De Jong even takes it one step further. Central piece in the gallery space is a large Perspex isolation cell, wherein readymade objects have been placed, clearly hinting at Marcel Duchamp. A toilet of stainless steel from a prison cell and a bright orange surgical stretcher chair create a strange and estranging setting together. While the surrounding acrylic glass generates distance, time markers and cries, carved from the inside, reveal someone’s previous confinement. Here the eccentric, grotesque character of De Jong’s earlier work has been replaced by a clinical feeling of oppression. How long did time stand still in here? Via a long tube, the cell connects with an adjacent chemical test display, where energy seems to bubble. As in a time machine, there is an alluring, hopeful opening for escape – a potential teleportation.

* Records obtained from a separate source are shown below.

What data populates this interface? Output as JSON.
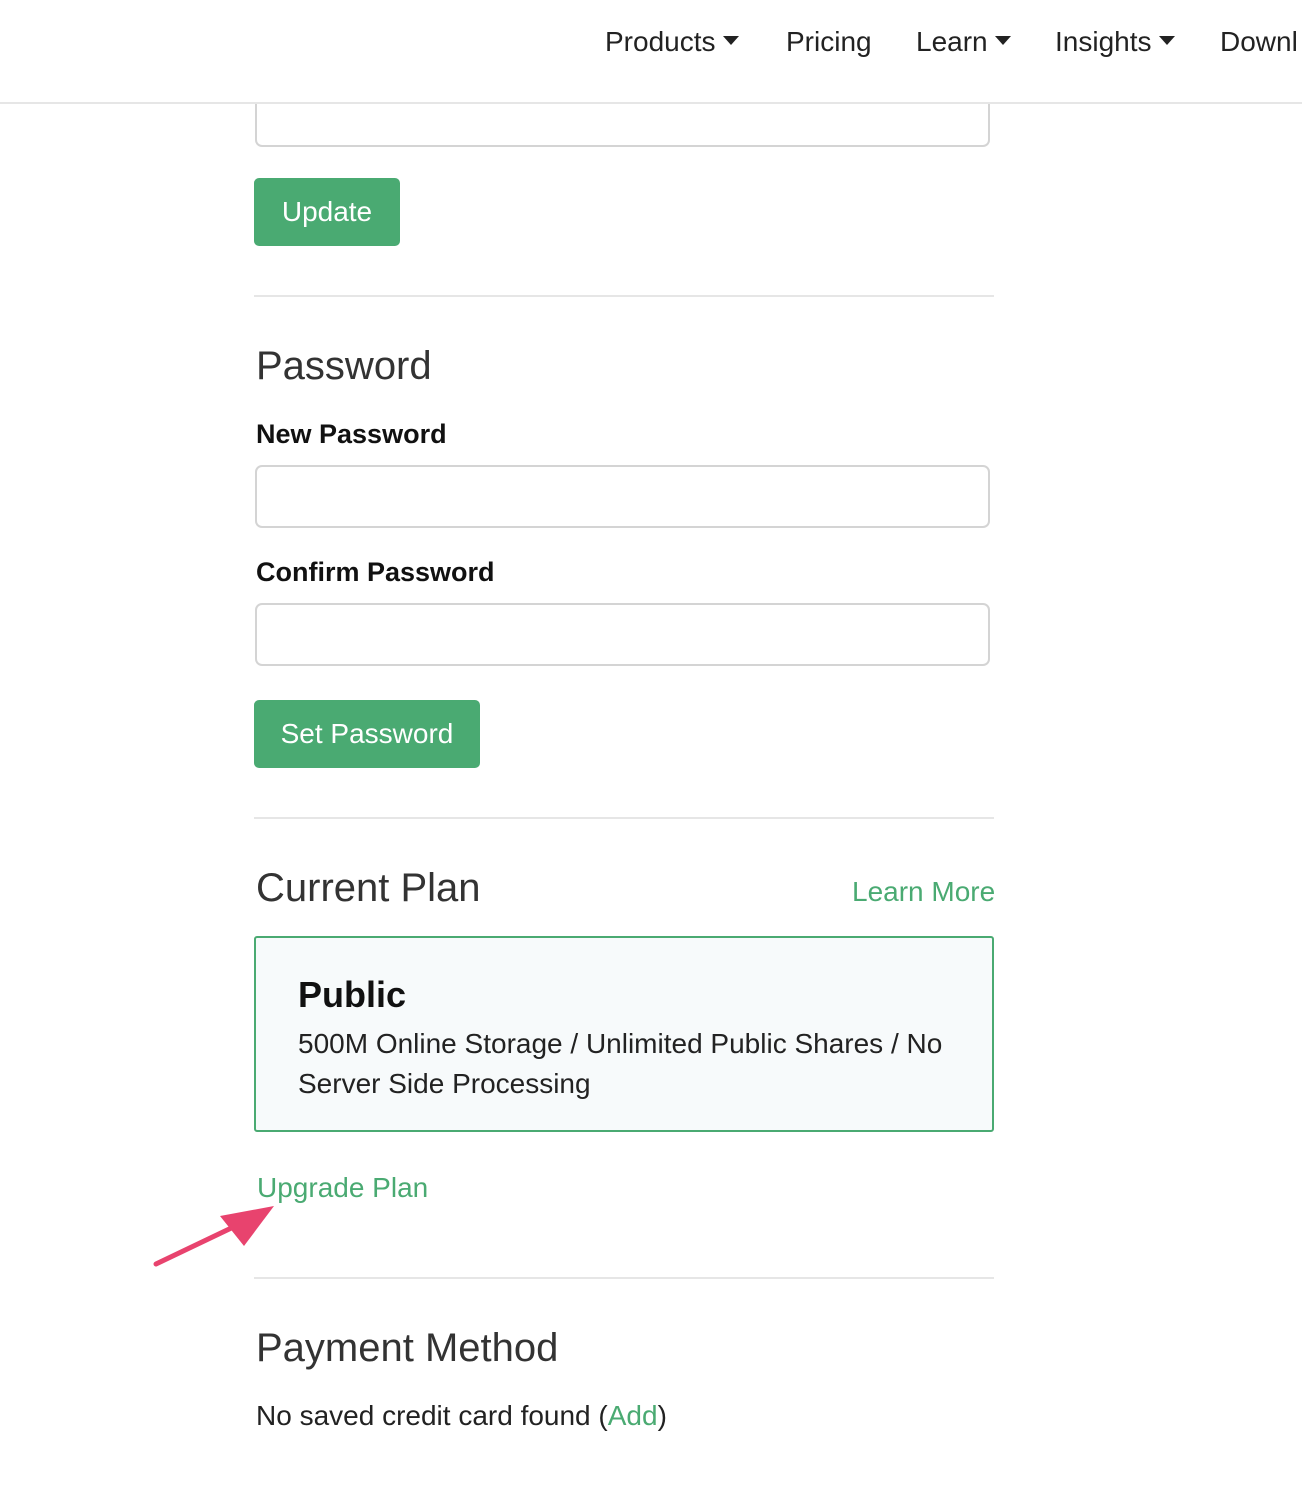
{
  "nav": {
    "items": [
      {
        "label": "Products",
        "has_caret": true
      },
      {
        "label": "Pricing",
        "has_caret": false
      },
      {
        "label": "Learn",
        "has_caret": true
      },
      {
        "label": "Insights",
        "has_caret": true
      },
      {
        "label": "Downl",
        "has_caret": false
      }
    ]
  },
  "profile": {
    "update_button": "Update"
  },
  "password": {
    "title": "Password",
    "new_label": "New Password",
    "new_value": "",
    "confirm_label": "Confirm Password",
    "confirm_value": "",
    "set_button": "Set Password"
  },
  "plan": {
    "title": "Current Plan",
    "learn_more": "Learn More",
    "name": "Public",
    "description": "500M Online Storage /  Unlimited Public Shares / No Server Side Processing",
    "upgrade_link": "Upgrade Plan"
  },
  "payment": {
    "title": "Payment Method",
    "status_text": "No saved credit card found (",
    "add_link": "Add",
    "status_close": ")"
  },
  "colors": {
    "accent_green": "#4aaa72",
    "annotation_arrow": "#e8436e"
  }
}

Next to the constellation of different Perspex vitrines, De Jong shows three long, metal tables, each with six stools directly attached to them. Designed in such a way that there is not a single loose element encouraging violent use, these reproductions of prison dining tables also contain the anonymity of penitentiaries. The identical stools remain unoccupied; the table tops surprisingly function as plinths for three crystal-sculptures, self-consciously displaying themselves. Colourful Bismuth for instance, that spirals down in endless, rectangular passages. What do these gemstones, sparkling yet sharp, embody? Their healing powers are in flat contradiction to the toxic and non-decomposable synthetic materials from which the artist has made them. While De Jong has represented immoral human behaviour in previous works, he now questions the morality of things themselves. Can an object be intrinsically good or bad? Could an item be put to trial?

Except for a hologram self-portrait of the artist created from MRI data, the human figure has disappeared for the first time in De Jong’s “Court of Justice”. Now, more than ever, it is up to the visitor to judge.